Your report should be no longer than 10 pages including figures and tables. You may cite literature if
you wish, but this is not required. You may use any software you like to create the report (including Word),
but RMarkdown is recommended.
Here is a suggested structure with some suggested page lengths:
1. Introduction: here you should introduce the question you are interested in answering. You could
give some background on the problem/question and list which topic areas you will showcase. ∼ 1 page
2. Objectives: here you should set out what you plan to do. You should have a research question you
are hoping to answer and some objectives to help you get there. ∼ 0.5 page
3. Data: here you could describe the data that you will use, where you got it from and briefly describe
what wrangling you may have had to do to format it correctly ∼ 1 page
4. Results: here you should present the results of your analysis. Figures and tables should be presented
as you go along. You should include discussion as you go along. ∼ 5-6 pages
5. Limitations: here you can highlight any limitations of your work, what likely impact those limitations
have and how you might address those limitations in a perfect world. ∼ 1 page
6. Conclusion: here you should summarise your finding succinctly ∼ 1 page
Some general hints and tips:
• You should provide your name and student number at the top of the page and also indicate which
topics you are demonstrating.
• If you include a figure/table, make sure it is discussed.

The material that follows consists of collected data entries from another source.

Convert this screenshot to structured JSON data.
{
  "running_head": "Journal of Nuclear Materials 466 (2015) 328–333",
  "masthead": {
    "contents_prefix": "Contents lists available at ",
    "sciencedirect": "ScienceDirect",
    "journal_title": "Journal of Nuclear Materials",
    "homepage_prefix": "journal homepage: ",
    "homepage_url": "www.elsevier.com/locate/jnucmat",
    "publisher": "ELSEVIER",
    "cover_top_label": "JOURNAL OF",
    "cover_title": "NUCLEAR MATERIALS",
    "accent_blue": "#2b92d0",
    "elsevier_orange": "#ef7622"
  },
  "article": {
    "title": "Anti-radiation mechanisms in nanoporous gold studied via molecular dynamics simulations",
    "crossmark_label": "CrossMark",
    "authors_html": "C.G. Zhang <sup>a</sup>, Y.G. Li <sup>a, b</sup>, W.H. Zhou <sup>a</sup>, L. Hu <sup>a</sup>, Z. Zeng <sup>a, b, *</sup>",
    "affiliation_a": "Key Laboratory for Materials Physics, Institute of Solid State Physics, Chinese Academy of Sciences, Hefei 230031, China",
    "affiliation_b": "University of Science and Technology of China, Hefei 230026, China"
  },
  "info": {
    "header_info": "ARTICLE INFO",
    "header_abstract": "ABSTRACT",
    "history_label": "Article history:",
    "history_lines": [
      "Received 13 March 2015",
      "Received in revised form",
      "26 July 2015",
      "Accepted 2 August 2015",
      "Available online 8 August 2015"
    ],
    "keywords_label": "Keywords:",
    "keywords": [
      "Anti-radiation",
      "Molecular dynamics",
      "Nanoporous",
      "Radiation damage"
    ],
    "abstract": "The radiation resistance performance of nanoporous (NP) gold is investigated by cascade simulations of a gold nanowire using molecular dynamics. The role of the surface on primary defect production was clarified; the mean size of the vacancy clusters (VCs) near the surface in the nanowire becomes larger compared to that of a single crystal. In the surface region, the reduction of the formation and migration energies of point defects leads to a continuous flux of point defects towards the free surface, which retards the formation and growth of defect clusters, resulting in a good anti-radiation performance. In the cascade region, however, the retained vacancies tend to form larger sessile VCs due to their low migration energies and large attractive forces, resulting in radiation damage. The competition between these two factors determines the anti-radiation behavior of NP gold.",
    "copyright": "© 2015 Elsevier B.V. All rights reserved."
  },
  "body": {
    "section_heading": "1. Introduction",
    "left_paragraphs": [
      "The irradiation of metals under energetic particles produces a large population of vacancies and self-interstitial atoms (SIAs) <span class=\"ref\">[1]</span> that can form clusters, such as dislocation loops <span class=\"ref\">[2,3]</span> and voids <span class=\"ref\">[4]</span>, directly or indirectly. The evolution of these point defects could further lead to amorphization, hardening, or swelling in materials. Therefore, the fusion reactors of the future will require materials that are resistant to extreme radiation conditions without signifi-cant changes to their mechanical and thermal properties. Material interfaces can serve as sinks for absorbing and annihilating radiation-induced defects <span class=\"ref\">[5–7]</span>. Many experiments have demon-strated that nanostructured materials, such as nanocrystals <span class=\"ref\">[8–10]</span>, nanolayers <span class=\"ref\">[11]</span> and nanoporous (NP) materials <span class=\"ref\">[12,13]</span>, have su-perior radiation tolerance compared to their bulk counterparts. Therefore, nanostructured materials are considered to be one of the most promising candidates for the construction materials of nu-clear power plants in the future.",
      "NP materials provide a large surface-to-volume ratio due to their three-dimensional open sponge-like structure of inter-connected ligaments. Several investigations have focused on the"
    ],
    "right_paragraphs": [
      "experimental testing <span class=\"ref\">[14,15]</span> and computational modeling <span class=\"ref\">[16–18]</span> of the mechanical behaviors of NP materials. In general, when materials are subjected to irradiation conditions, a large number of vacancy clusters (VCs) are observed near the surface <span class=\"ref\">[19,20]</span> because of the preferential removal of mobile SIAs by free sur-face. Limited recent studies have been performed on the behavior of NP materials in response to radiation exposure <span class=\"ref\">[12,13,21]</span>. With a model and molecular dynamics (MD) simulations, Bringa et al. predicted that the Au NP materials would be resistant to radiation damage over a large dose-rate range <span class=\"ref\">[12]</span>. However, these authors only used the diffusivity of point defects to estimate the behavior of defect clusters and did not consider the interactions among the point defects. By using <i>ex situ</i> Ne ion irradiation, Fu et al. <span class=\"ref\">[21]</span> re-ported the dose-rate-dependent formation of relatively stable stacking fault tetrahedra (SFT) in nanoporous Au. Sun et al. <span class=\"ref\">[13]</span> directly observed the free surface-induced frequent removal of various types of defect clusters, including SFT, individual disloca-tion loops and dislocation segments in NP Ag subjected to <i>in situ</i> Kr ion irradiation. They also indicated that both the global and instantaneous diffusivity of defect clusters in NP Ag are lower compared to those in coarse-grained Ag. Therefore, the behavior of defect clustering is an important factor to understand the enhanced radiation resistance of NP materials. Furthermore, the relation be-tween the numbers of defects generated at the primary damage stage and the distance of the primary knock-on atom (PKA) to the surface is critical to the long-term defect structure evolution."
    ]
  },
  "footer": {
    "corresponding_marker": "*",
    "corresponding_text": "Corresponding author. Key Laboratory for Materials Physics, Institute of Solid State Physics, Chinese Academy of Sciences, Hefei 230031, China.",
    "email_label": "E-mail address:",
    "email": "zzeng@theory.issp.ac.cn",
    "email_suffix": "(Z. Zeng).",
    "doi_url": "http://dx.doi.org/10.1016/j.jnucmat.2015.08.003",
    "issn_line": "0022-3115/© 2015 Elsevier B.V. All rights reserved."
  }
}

If it isn’t, that indicates it’s not needed.
• You should aim to have no more than one figure or table per page.
• Write clearly and distinctly using short sentences.
• Pay attention to how the final report looks. Make sure figure labels and legends are readable.
• Make sure there is a logical structure to the report so that a reader understands what you are doing
and why you are doing it at every stage
• Your report should be a readable document, so code should be in the appendix, not in the report.
• Get started early. Start writing as soon as you can so that problems with compiling the document or
downloading R packages are sorted quickly.
• Guidance on how to reference and avoid plagiarism is available on ELE. There is a 30-60 minute module
called "Academic Honesty and Plagiarism".
2
Marking scheme
• Demonstrating mastery of tables, figures and data wrangling - 20 marks
• Demonstrating mastery of a topic covered - 20 marks
• Demonstrating mastery of a second topic covered - 20 marks
• Demonstrating mastery of topics beyond the scope of the course - 20 marks
• Presentation, clarity of communication, labelling of graphics 10 marks
• Neat, reproducible code 10 marks
• Total: 100 marks